I'm sure people using Apple Music would listen on average to more than one song per day (365 songs per year) and I doubt there are 60M artists on Apple Music so calculating what each artist on average would get isn't easy but I could see 1 penny adding up pretty fast for many artists but also not making any money for many artists.

chadbag 13 Years · 2029 comments

A penny is fair?

That is for each play.  That adds up quickly.  The problem is that it is paid to the labels.   As has been noted, who knows how much of that reaches the actual artist.   Labels don’t have a stellar reputation when it comes to that.  
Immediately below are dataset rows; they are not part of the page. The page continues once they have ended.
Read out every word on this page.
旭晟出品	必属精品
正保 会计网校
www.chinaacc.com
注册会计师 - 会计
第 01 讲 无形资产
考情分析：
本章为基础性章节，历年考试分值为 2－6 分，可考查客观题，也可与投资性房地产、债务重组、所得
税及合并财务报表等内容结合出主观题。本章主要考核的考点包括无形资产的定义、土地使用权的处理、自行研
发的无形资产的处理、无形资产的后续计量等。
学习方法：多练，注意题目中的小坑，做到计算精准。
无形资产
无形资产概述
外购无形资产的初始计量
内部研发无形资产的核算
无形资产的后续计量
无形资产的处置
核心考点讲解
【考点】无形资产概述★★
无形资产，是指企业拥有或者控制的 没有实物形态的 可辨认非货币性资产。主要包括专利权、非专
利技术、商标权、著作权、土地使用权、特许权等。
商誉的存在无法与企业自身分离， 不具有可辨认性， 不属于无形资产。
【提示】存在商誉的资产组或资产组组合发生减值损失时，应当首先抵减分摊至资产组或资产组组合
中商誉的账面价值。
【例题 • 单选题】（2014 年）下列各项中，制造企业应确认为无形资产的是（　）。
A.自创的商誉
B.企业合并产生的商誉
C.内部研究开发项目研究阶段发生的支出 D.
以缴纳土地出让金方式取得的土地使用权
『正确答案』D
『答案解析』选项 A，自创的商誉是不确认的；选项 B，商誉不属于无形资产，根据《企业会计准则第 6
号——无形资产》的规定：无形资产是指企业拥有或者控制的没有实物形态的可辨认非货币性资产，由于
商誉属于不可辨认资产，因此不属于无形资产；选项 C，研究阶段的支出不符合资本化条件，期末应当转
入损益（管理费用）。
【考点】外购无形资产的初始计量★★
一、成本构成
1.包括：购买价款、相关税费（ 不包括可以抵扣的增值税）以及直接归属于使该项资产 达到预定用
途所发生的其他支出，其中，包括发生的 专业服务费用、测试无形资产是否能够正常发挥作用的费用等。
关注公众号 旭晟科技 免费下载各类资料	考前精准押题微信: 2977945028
blastdoor 15 Years · 3594 comments

A penny is fair?

 Fine, you'll get nothing and like it!

https://www.youtube.com/watch?v=FuNJq_wI1ns

blastdoor 15 Years · 3594 comments

It's such a shame that apple could not have done with TV/movies what they did with music. 

That is, access to almost ALL content at a reasonable price for users and fair payment to creators, with Apple doing a tad better than break even on the service, viewing it mostly as a means of attaching folks to the ecosystem. That would be so much better than all of these separate services.